Liver cancer ranks sixth in cancer incidence, and is the third leading cause of cancer-related deaths worldwide. Hepatocellular carcinoma (HCC) is the most common type of liver cancer, which arises from hepatocytes and accounts for approximately 70%-85% of cases. Hepatitis B virus (HBV) frequently causes liver inflammation, hepatic damage and subsequent cirrhosis. Integrated viral DNA is found in 85%-90% of HBV-related HCCs. Its presence in tumors from non-cirrhotic livers of children or young adults further supports the role of viral DNA integration in hepatocarcinogenesis. Integration of subgenomic HBV DNA fragments into different locations within the host DNA is a significant feature of chronic HBV infection. Integration has two potential consequences: (1) the host genome becomes altered (“cis” effect); and (2) the HBV genome becomes altered (“trans” effect). The cis effect includes insertional mutagenesis, which can potentially disrupt host gene function or alter host gene regulation. Tumor progression is frequently associated with rearrangement and partial gain or loss of both viral and host sequences. However, the role of integrated HBV DNA in hepatocarcinogenesis remains controversial. Modern technology has provided a new paradigm to further our understanding of disease mechanisms. This review summarizes the role of HBV DNA integration in human carcinogenesis.
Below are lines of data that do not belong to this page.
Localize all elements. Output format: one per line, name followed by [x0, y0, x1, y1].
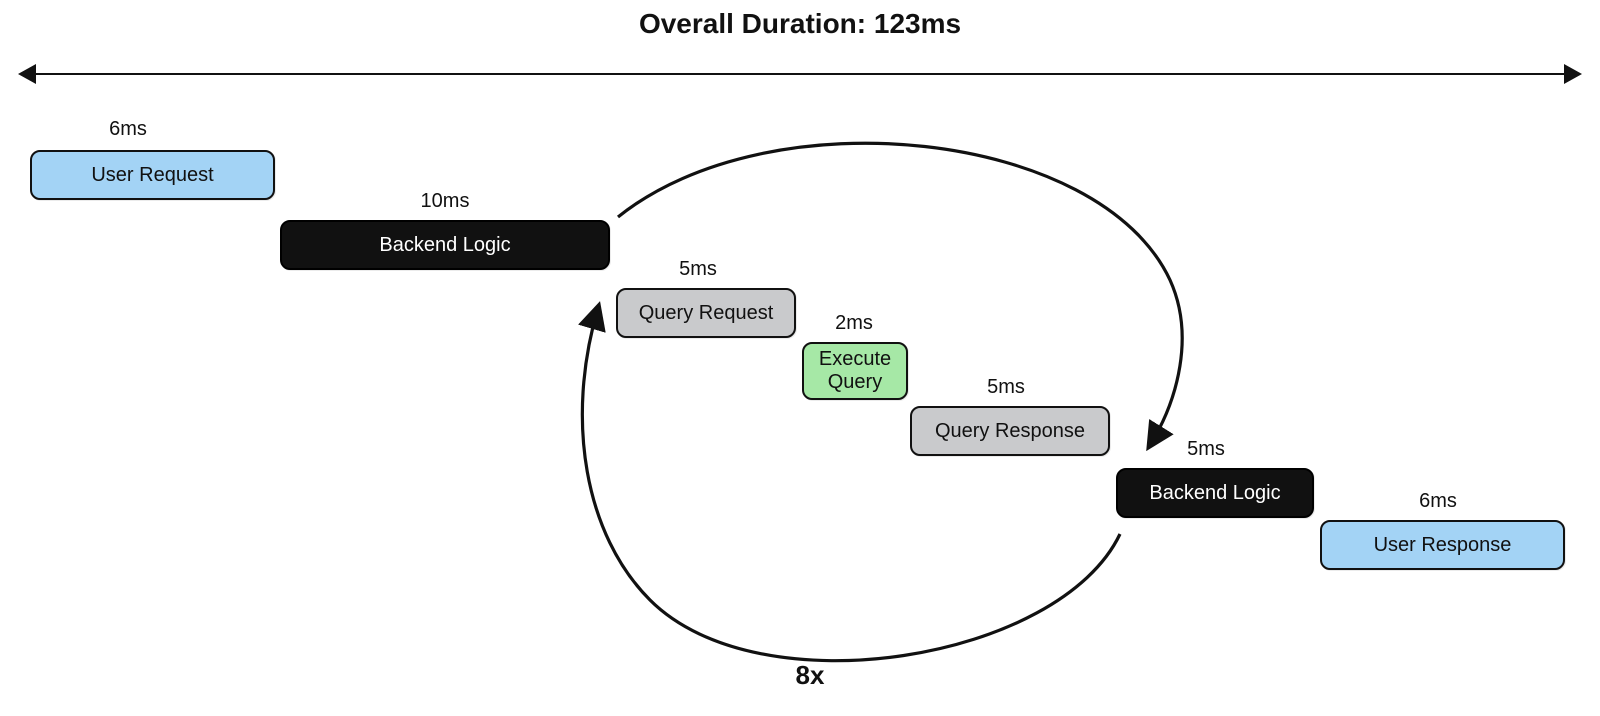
duration-query-request: 5ms	[679, 258, 717, 281]
arrow-right-icon	[1564, 64, 1582, 84]
overall-duration-title: Overall Duration: 123ms	[0, 8, 1600, 40]
block-query-response: Query Response	[910, 406, 1110, 456]
block-backend-logic-2: Backend Logic	[1116, 468, 1314, 518]
diagram-stage: Overall Duration: 123ms 6ms User Request…	[0, 0, 1600, 716]
loop-count-label: 8x	[796, 660, 825, 691]
duration-backend-logic-2: 5ms	[1187, 438, 1225, 461]
duration-query-response: 5ms	[987, 376, 1025, 399]
block-execute-query: Execute Query	[802, 342, 908, 400]
label-backend-logic-1: Backend Logic	[379, 234, 510, 257]
duration-execute-query: 2ms	[835, 312, 873, 335]
duration-user-request: 6ms	[109, 118, 147, 141]
duration-user-response: 6ms	[1419, 490, 1457, 513]
block-user-response: User Response	[1320, 520, 1565, 570]
time-axis	[20, 62, 1580, 86]
loop-arrows-icon	[0, 0, 1600, 716]
label-user-response: User Response	[1374, 534, 1512, 557]
label-user-request: User Request	[91, 164, 213, 187]
block-user-request: User Request	[30, 150, 275, 200]
label-backend-logic-2: Backend Logic	[1149, 482, 1280, 505]
label-query-response: Query Response	[935, 420, 1085, 443]
axis-line	[20, 73, 1580, 75]
duration-backend-logic-1: 10ms	[421, 190, 470, 213]
label-execute-query: Execute Query	[819, 348, 891, 394]
block-backend-logic-1: Backend Logic	[280, 220, 610, 270]
label-query-request: Query Request	[639, 302, 774, 325]
block-query-request: Query Request	[616, 288, 796, 338]
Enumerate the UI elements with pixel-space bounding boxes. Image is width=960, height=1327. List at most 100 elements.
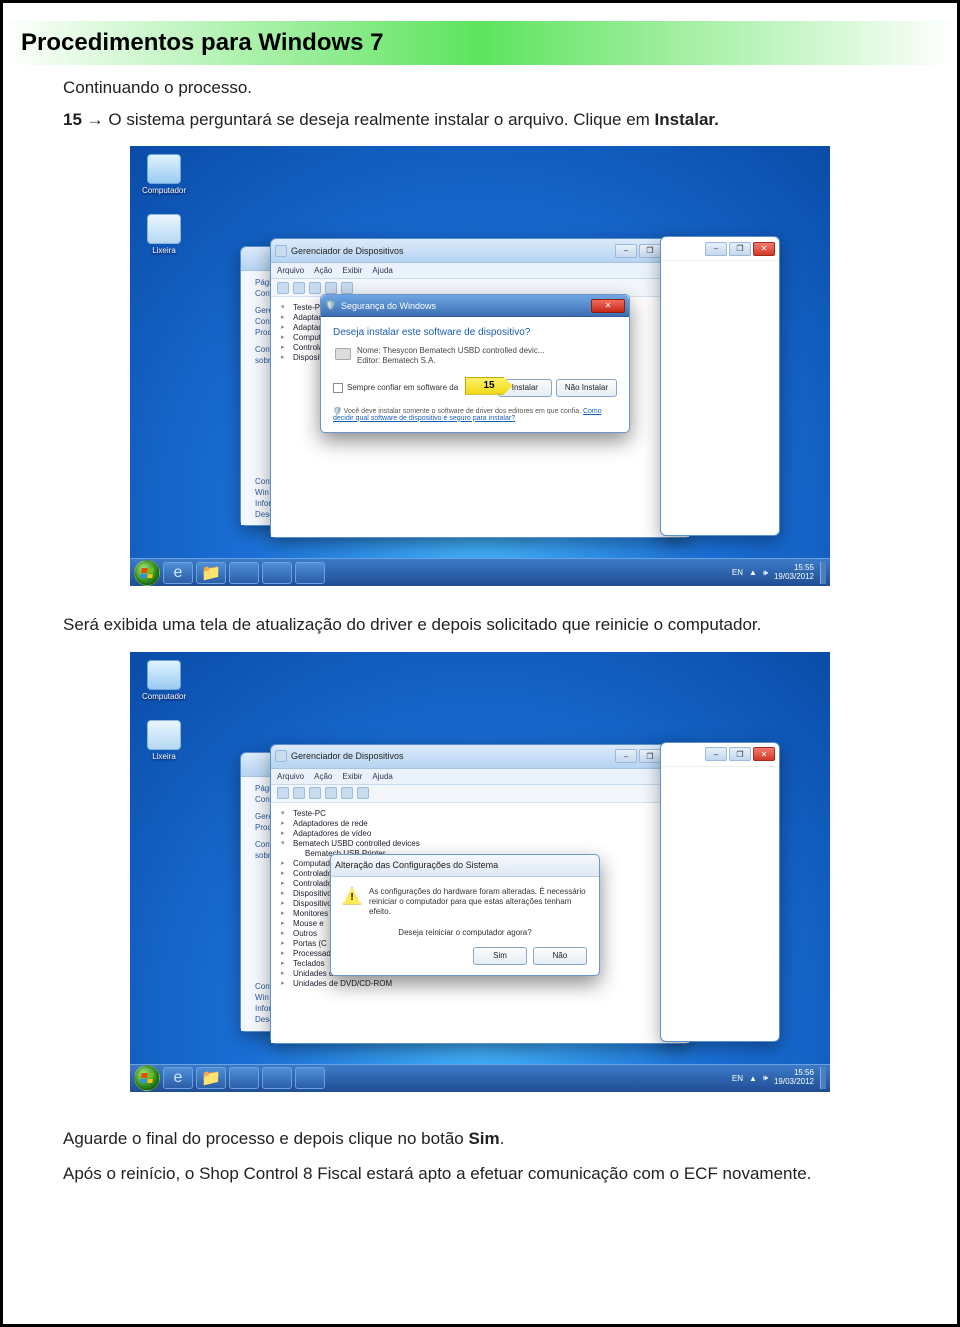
blank-window[interactable]: –❐✕ bbox=[660, 236, 780, 536]
menu-item[interactable]: Ajuda bbox=[372, 772, 392, 781]
screenshot-2-wrap: Computador Lixeira –❐✕ Página Cont Gere … bbox=[3, 652, 957, 1092]
step-15-paragraph: 15 → O sistema perguntará se deseja real… bbox=[63, 107, 897, 133]
toolbar-icon[interactable] bbox=[293, 282, 305, 294]
menu-item[interactable]: Ação bbox=[314, 772, 332, 781]
menu-item[interactable]: Arquivo bbox=[277, 266, 304, 275]
toolbar-icon[interactable] bbox=[309, 282, 321, 294]
section-title: Procedimentos para Windows 7 bbox=[21, 29, 384, 57]
start-button[interactable] bbox=[134, 560, 160, 586]
menu-item[interactable]: Exibir bbox=[342, 266, 362, 275]
desktop-icon-computer[interactable]: Computador bbox=[136, 154, 192, 195]
taskbar-button-ie[interactable]: e bbox=[163, 562, 193, 584]
tray-icon[interactable]: ▲ bbox=[749, 568, 757, 577]
taskbar-button-app[interactable] bbox=[262, 1067, 292, 1089]
menu-item[interactable]: Ajuda bbox=[372, 266, 392, 275]
toolbar-icon[interactable] bbox=[277, 787, 289, 799]
minimize-button[interactable]: – bbox=[615, 749, 637, 763]
maximize-button[interactable]: ❐ bbox=[639, 749, 661, 763]
tree-node[interactable]: Unidades de DVD/CD-ROM bbox=[279, 979, 681, 989]
dialog-title: Segurança do Windows bbox=[341, 301, 436, 311]
maximize-button[interactable]: ❐ bbox=[639, 244, 661, 258]
desktop-icon-computer[interactable]: Computador bbox=[136, 660, 192, 701]
window-titlebar[interactable]: –❐✕ bbox=[661, 237, 779, 261]
yes-button[interactable]: Sim bbox=[473, 947, 527, 965]
toolbar-icon[interactable] bbox=[341, 282, 353, 294]
taskbar-button-ie[interactable]: e bbox=[163, 1067, 193, 1089]
menu-item[interactable]: Ação bbox=[314, 266, 332, 275]
restart-dialog[interactable]: Alteração das Configurações do Sistema !… bbox=[330, 854, 600, 976]
tray-lang[interactable]: EN bbox=[732, 1074, 743, 1083]
checkbox-label: Sempre confiar em software da bbox=[347, 383, 458, 392]
window-titlebar[interactable]: Gerenciador de Dispositivos –❐✕ bbox=[271, 239, 689, 263]
toolbar-icon[interactable] bbox=[293, 787, 305, 799]
minimize-button[interactable]: – bbox=[615, 244, 637, 258]
computer-icon bbox=[147, 154, 181, 184]
toolbar-icon[interactable] bbox=[325, 282, 337, 294]
checkbox-icon[interactable] bbox=[333, 383, 343, 393]
taskbar-button-app[interactable] bbox=[295, 562, 325, 584]
blank-window[interactable]: –❐✕ bbox=[660, 742, 780, 1042]
window-menubar[interactable]: Arquivo Ação Exibir Ajuda bbox=[271, 263, 689, 279]
tray-clock[interactable]: 15:55 19/03/2012 bbox=[774, 564, 814, 582]
desktop-icon-label: Lixeira bbox=[136, 246, 192, 255]
toolbar-icon[interactable] bbox=[357, 787, 369, 799]
step-bold: Instalar. bbox=[655, 110, 719, 129]
dialog-titlebar[interactable]: Alteração das Configurações do Sistema bbox=[331, 855, 599, 877]
tray-clock[interactable]: 15:56 19/03/2012 bbox=[774, 1069, 814, 1087]
tree-node[interactable]: Adaptadores de rede bbox=[279, 819, 681, 829]
show-desktop-button[interactable] bbox=[820, 1067, 826, 1089]
window-toolbar[interactable] bbox=[271, 785, 689, 803]
desktop-icon-label: Computador bbox=[136, 692, 192, 701]
trust-checkbox[interactable]: Sempre confiar em software da bbox=[333, 383, 458, 393]
driver-info: Nome: Thesycon Bematech USBD controlled … bbox=[357, 346, 617, 367]
security-dialog[interactable]: 🛡️Segurança do Windows ✕ Deseja instalar… bbox=[320, 294, 630, 433]
tray-icon[interactable]: 🕪 bbox=[763, 1073, 768, 1083]
close-button[interactable]: ✕ bbox=[591, 299, 625, 313]
screenshot-1-wrap: Computador Lixeira –❐✕ Página Cont Gere … bbox=[3, 146, 957, 586]
tree-node[interactable]: Adaptadores de vídeo bbox=[279, 829, 681, 839]
show-desktop-button[interactable] bbox=[820, 562, 826, 584]
app-icon bbox=[275, 750, 287, 762]
taskbar-button-app[interactable] bbox=[229, 562, 259, 584]
menu-item[interactable]: Exibir bbox=[342, 772, 362, 781]
restart-line1: As configurações do hardware foram alter… bbox=[369, 887, 587, 918]
toolbar-icon[interactable] bbox=[325, 787, 337, 799]
dont-install-button[interactable]: Não Instalar bbox=[556, 379, 617, 397]
window-title: Gerenciador de Dispositivos bbox=[291, 751, 404, 761]
tray-lang[interactable]: EN bbox=[732, 568, 743, 577]
window-menubar[interactable]: Arquivo Ação Exibir Ajuda bbox=[271, 769, 689, 785]
windows-logo-icon bbox=[140, 568, 153, 578]
computer-icon bbox=[147, 660, 181, 690]
toolbar-icon[interactable] bbox=[341, 787, 353, 799]
dialog-titlebar[interactable]: 🛡️Segurança do Windows ✕ bbox=[321, 295, 629, 317]
dialog-footnote: 🛡️ Você deve instalar somente o software… bbox=[333, 407, 617, 422]
taskbar-button-app[interactable] bbox=[262, 562, 292, 584]
start-button[interactable] bbox=[134, 1065, 160, 1091]
tree-node[interactable]: Bematech USBD controlled devices bbox=[279, 839, 681, 849]
taskbar-button-app[interactable] bbox=[229, 1067, 259, 1089]
window-titlebar[interactable]: Gerenciador de Dispositivos –❐✕ bbox=[271, 745, 689, 769]
taskbar[interactable]: e 📁 EN ▲ 🕪 15:56 19/03/2012 bbox=[130, 1064, 830, 1092]
taskbar-button-app[interactable] bbox=[295, 1067, 325, 1089]
tree-root[interactable]: Teste-PC bbox=[279, 809, 681, 819]
body-text-block-3: Aguarde o final do processo e depois cli… bbox=[3, 1108, 957, 1187]
callout-label: 15 bbox=[483, 380, 494, 391]
toolbar-icon[interactable] bbox=[277, 282, 289, 294]
desktop-icon-trash[interactable]: Lixeira bbox=[136, 720, 192, 761]
tray-icon[interactable]: 🕪 bbox=[763, 568, 768, 578]
desktop-icon-trash[interactable]: Lixeira bbox=[136, 214, 192, 255]
intro-paragraph: Continuando o processo. bbox=[63, 75, 897, 101]
driver-publisher: Editor: Bematech S.A. bbox=[357, 356, 617, 366]
taskbar-button-explorer[interactable]: 📁 bbox=[196, 562, 226, 584]
desktop-icon-label: Computador bbox=[136, 186, 192, 195]
taskbar-button-explorer[interactable]: 📁 bbox=[196, 1067, 226, 1089]
end-paragraph-2: Após o reinício, o Shop Control 8 Fiscal… bbox=[63, 1161, 897, 1187]
windows-logo-icon bbox=[140, 1073, 153, 1083]
toolbar-icon[interactable] bbox=[309, 787, 321, 799]
menu-item[interactable]: Arquivo bbox=[277, 772, 304, 781]
dialog-title: Alteração das Configurações do Sistema bbox=[335, 860, 498, 870]
taskbar[interactable]: e 📁 EN ▲ 🕪 15:55 19/03/2012 bbox=[130, 558, 830, 586]
trash-icon bbox=[147, 720, 181, 750]
tray-icon[interactable]: ▲ bbox=[749, 1074, 757, 1083]
no-button[interactable]: Não bbox=[533, 947, 587, 965]
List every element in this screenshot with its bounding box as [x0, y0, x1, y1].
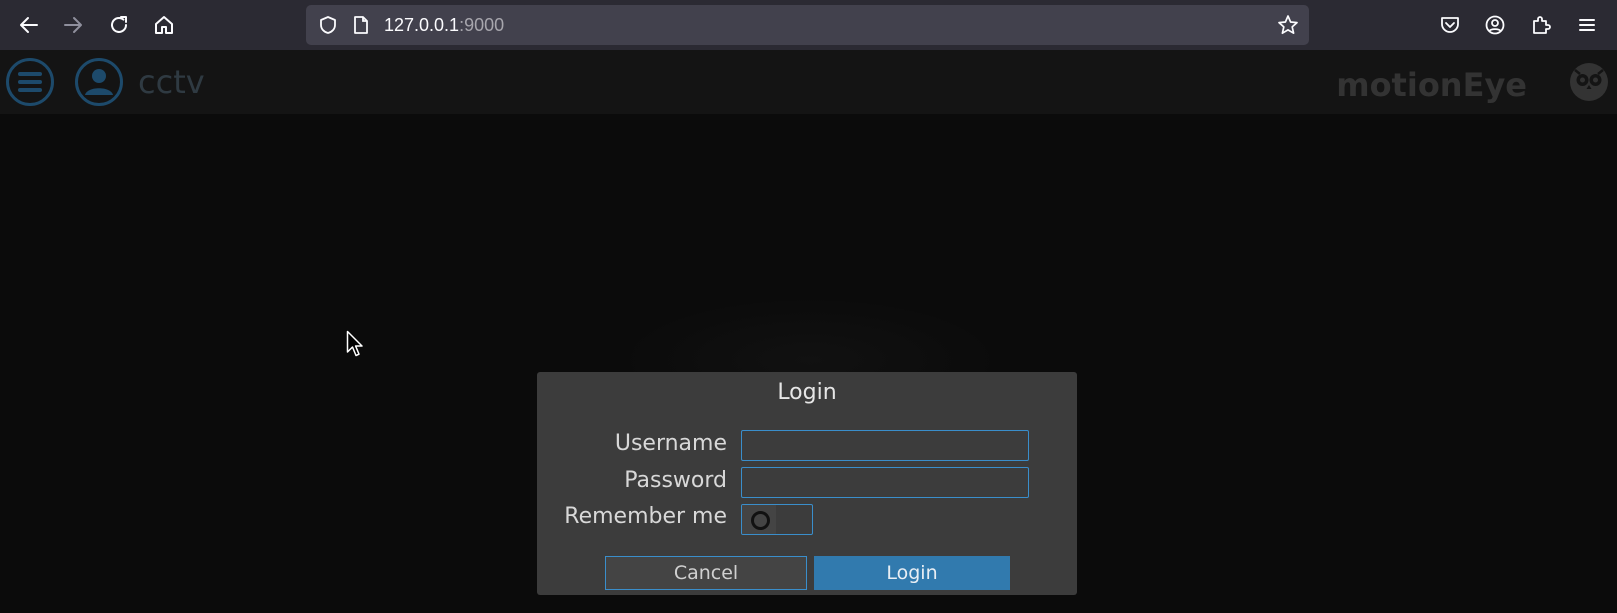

Keywords: Hepatitis B virus; Integration; Hepatocarcinogenesis; Cis effect; Trans effect; Whole genome sequencing

Core tip: A high viral load is associated with an elevated risk of hepatocellular carcinoma (HCC), and the risk remains increased in hepatitis B surface antigen-negative hepatitis B virus (HBV) and occult infections. The ability of HBV to integrate into the infected host’s hepatocyte genome is one of the most important direct pro-oncogenic properties. The recent development of efficient tools for genome-wide analysis of gene expression and genetic defects has allowed a comprehensive overview of the changes occurring with HCC. Specific HBV features, including the integration of viral DNA into host chromosomes, may trigger increased genetic instability.